Again, I appreciate you going through it because sometimes I need to be led to the obvious point. But it’s really important to learn more about it. One more point. I’d like you to make before I let you go, people are leaving the hospital now with CGMs. They’re getting diagnosed, at least kids, and again with really great access and insurance and terrific doctors.
And you know, it used to be that you had to wait at least six months for an insulin pump. Can you just talk a little bit about, look if you want to get it quickly fine, but you know making sure you understand the fundamentals?
So again, really knowing what a basal insulin is. What does it do? And what does bolus insulin do so really sitting down with either your doctor or the diabetes educator and making sure you have a good understanding of that. And then law to carb ratio. And understanding why the carb ratio is important. Because if you don’t get those then you’re really not going to get the pump very well. But some people are really quick learners and some people it’s depends on the degree of education you have, but some people can get basal and carb ratio within a few weeks. And again, that’s one of my pet peeves, is some insurance companies will make sure, will tell you that you have to have type 1 for six months and that’s just complete baloney. They should get the pump right away. Whenever we feel or as a provider deem that you are good to go on a pump. You should go on a pump. It shouldn’t be dictated by a medical director working at an insurance company.
Absolutely and then just make sure that you keep some insulin, we keep a pen or syringes on hand just in case right?

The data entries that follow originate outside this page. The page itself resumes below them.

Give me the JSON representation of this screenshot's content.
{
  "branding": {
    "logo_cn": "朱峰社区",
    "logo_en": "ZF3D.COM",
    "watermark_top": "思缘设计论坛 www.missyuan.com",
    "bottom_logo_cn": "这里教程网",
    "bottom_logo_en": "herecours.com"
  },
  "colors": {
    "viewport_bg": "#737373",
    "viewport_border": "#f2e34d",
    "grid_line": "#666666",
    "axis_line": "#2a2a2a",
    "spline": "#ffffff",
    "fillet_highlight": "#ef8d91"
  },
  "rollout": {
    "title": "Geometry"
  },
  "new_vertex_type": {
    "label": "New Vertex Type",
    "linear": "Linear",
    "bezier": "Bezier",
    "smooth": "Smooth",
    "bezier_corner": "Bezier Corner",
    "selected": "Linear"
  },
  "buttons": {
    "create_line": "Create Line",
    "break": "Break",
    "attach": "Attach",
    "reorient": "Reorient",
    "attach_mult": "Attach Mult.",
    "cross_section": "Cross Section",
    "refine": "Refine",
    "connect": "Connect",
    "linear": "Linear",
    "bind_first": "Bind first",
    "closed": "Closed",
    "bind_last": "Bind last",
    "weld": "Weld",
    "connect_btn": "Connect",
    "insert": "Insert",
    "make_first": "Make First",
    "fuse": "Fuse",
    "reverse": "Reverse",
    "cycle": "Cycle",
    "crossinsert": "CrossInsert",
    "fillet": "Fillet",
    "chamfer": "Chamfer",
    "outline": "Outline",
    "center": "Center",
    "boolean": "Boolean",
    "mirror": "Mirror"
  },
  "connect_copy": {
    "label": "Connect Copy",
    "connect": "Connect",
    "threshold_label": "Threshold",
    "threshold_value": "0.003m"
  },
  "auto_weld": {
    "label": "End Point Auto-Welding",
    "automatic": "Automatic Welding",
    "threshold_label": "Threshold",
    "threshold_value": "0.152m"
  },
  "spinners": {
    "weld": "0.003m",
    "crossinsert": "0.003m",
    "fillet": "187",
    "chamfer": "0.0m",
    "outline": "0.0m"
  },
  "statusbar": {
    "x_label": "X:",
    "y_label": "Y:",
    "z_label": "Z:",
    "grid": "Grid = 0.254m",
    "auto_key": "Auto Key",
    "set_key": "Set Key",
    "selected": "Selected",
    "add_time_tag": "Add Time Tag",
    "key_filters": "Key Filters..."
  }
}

Right, right. So always have backup basal. So you never know when that pump’s gonna break. Usually for me, usually patients are calling me my Friday or Saturday night.
Of a holiday weekend.
Usually it happens, right on a holiday weekend. So always make sure, and you don’t have to really. I mean most endos especially have basal as far as samples go. I’ll either give a vial or a pen. Especially if you’re traveling because you don’t know if it’s in a break when you’re traveling either. So always have a backup basal insulin just so if the pump breaks. The other thing is to really know your pump well. Which again, you know, we’ve kind of talked about that. But know what your basal rates are. Know what your carb ratio is. So if your pump breaks and you get a new pump, if you don’t know that you’ll have to go to the doctor’s office and have them reprogram everything for you. But too you want to know what your basal rate is so, you know how much you better give yourself while your pump is broken.
Yeah quick tip. I always tell people obviously you want to write down all your pump settings, but also go ahead and just take a picture with your phone of all the screens because that way I have to use it all the time when I’m not with my son, especially when he was younger if I was calling the endo. So you have it on your phone. We always have our phones. And then you have it written down somewhere. So you can have it in both places.
Well Dr. Ownby thank you so much for joining me and going really in depth on this. I really appreciate it.